Divulgâchage dans ce billet.
Sabrina est une comédie romantique particulièrement réussie par un Billy Wilder aux manettes à l'écriture - où il est comme toujours très à son affaire- et à la réalisation, qui reprend et actualise les motifs de Cendrillon pour en faire un conte de fée moderne.
Le film est plaisant à suivre et bien écrit, mais il est surtout dominé par ses interprètes, à commencer par la pétillante Audrey Hepburn, et un William Holden convaincant (malgré un peu trop d'années au compteur en comparaison de la très jeune Hepburn) en play-boy inconstant et égocentrique. Et si on peut se dire que le film aurait sans doute eu une autre aura avec Cary Grant dans le rôle de Linus Larabee comme c'était prévu à la base, Humphrey Bogart s'en tire magnifiquement dans son rôle (un peu à contre emploi) de vieux bougon manipulateur rattrapé par ses propres sentiments. Les seconds rôles ne sont pas en reste et la bande de domestiques, premiers supporters de Sabrina, sert de vecteur aux sentiments des spectateurs vis à vis de la jeune fille.
Le film est particulièrement intéressant à cause de la figure de Linus Larabee, qui fait tout à la fois figure d'antagoniste et de protagoniste de cette histoire d'amour. On ne sait pas trop que penser de cet homme d'affaires taciturne qui marie son jeune frère par intérêt, et manipule les sentiments d'une jeune fille se mettant sur le chemin de la fusion qu'il a mis en place.
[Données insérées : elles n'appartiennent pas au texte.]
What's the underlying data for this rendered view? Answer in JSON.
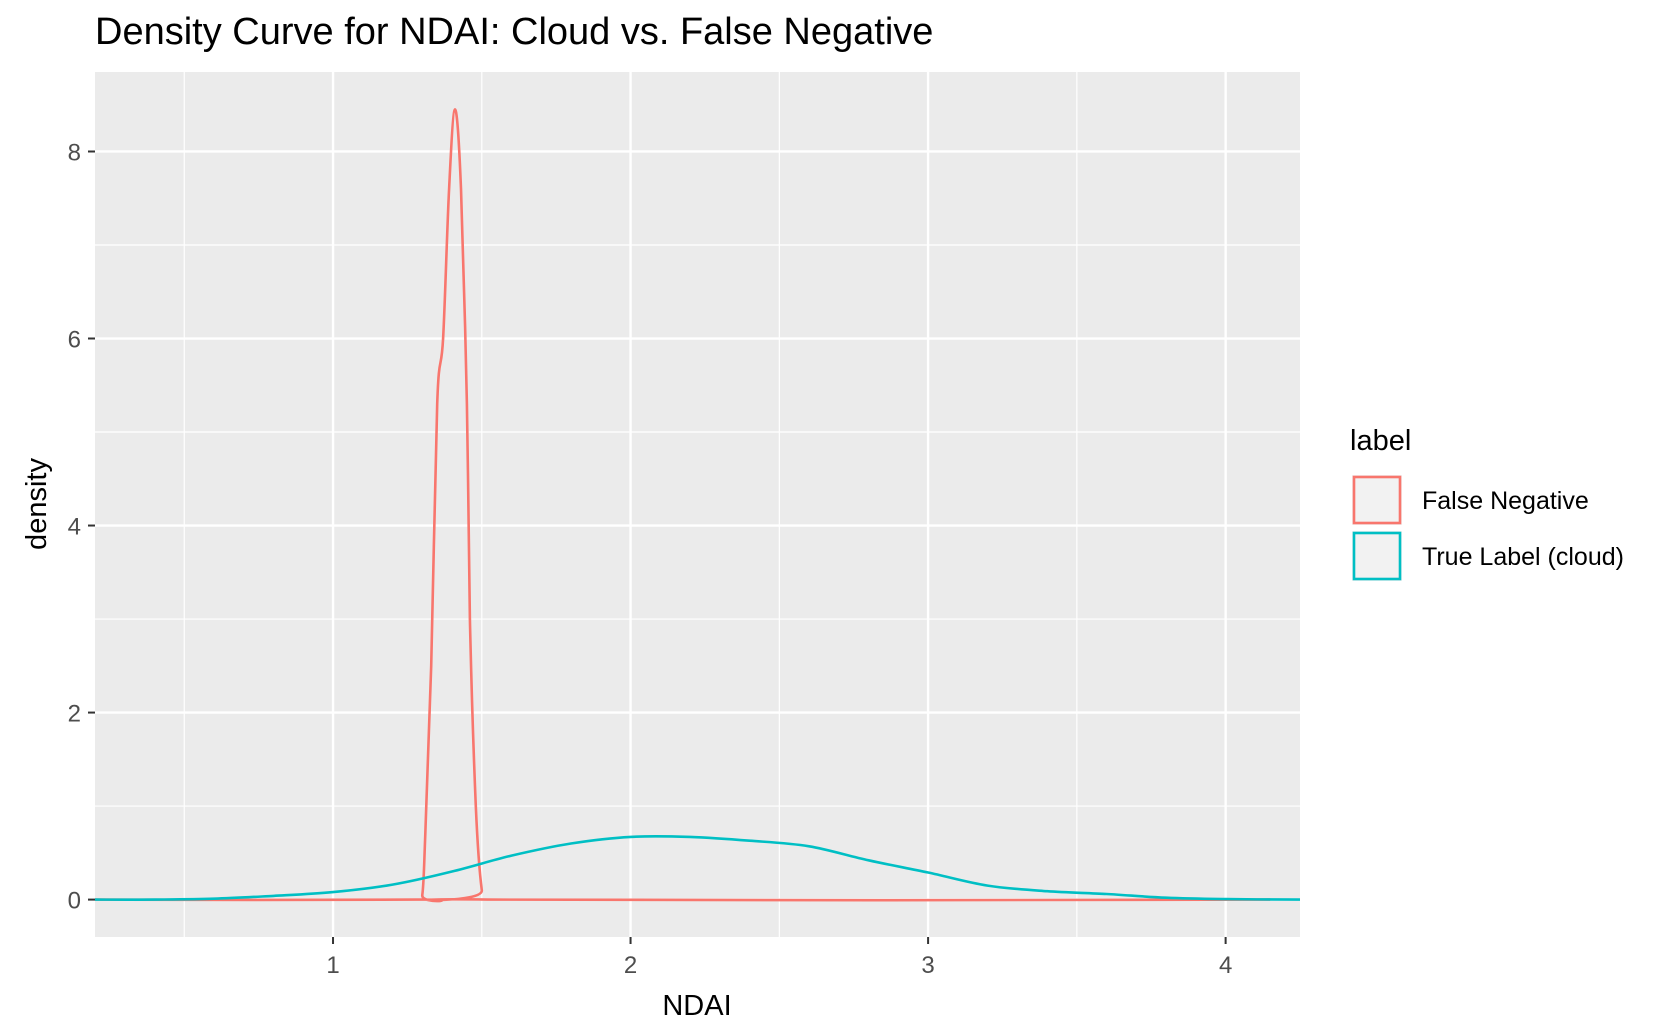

Bogart arrive tout de même à glisser une forme d'humour à froid et cynique au personnage qui le rend sympathique malgré son comportement machiavélique.
Wilder profite de ce film pour dresser un portrait d'une société fracturée (on pourrait même parler de lutte des classes) entre les nantis Larabee et leurs domestiques Fairchild en multipliant les lignes de démarcations entre les deux mondes (terrain de tennis, vitre de la voiture, ombres et lumière,...), pour pouvoir mieux réunir ces deux mondes à la fin de son film lorsque Linus rejoint Sabrina.
Pour que la réunion soit complète, Linus devra finalement se séparer de son parapluie, accessoire symbolisant son coté prévoyant en toute circonstance, et demandera à Sabrina de modifier son chapeau, ce double changement d'accessoires représentant un retour à la spontanéité et à l'humanité.
Sabrina devra quand à elle faire un pas vers Linus en laissant échapper un rêve (celui de David) pour accepter une réalité.
La réunion de ces deux êtres qui se veut symbolique de la réunion de ces deux classes sociales s'avère, au fond, le véritable conte de fées auquel Billy Wilder parvient à nous donner envie de croire.